The fifty of us who’d been selected by Dr. Vispa (the “genetic seeds,” as we’re called) stood at that point and endured the applause that seemed to last forever. Dr. Vispa stood before us, beaming at all she’d accomplished. She’s an amazing woman.
January 10, 2077
We have our first success!
Finally, after all our work, all our failures, we’ve created the first entirely viable clone generation. Hassan has been calling them Homo factus?—the Made Man—and it’s true, they were indeed made by us. Now here they are, healthy and whole!
Only ten of the gene models have ever shown viability, so it seems we’re limited to those samples as we move forward, rather than the fifty we’d hoped for. We have five females and five males. Dr. Vispa especially was disappointed that her own sample never worked, though we tried countless times, and she poured so many of our resources into that one effort. She jokes that she’s lost her chance at immortality.

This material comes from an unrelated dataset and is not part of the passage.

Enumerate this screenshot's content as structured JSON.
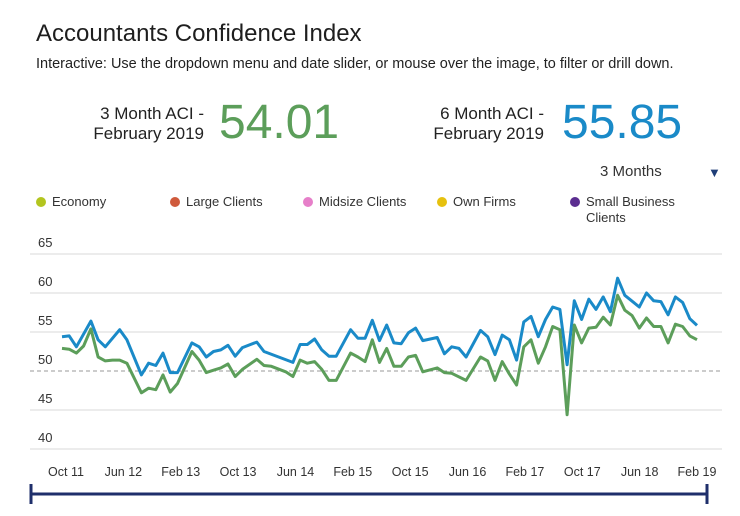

It was only late last year that the rest of the world became aware of the devastating impact the Slow Plague will inevitably have. The scientists here estimate another thirty years of human life before there’s nothing left. Panic has been kept at bay for now, with reports of countless research outfits still working on a cure, giving people hope that humanity will be saved. Only we at Global Health know that those pathways are already dead ends.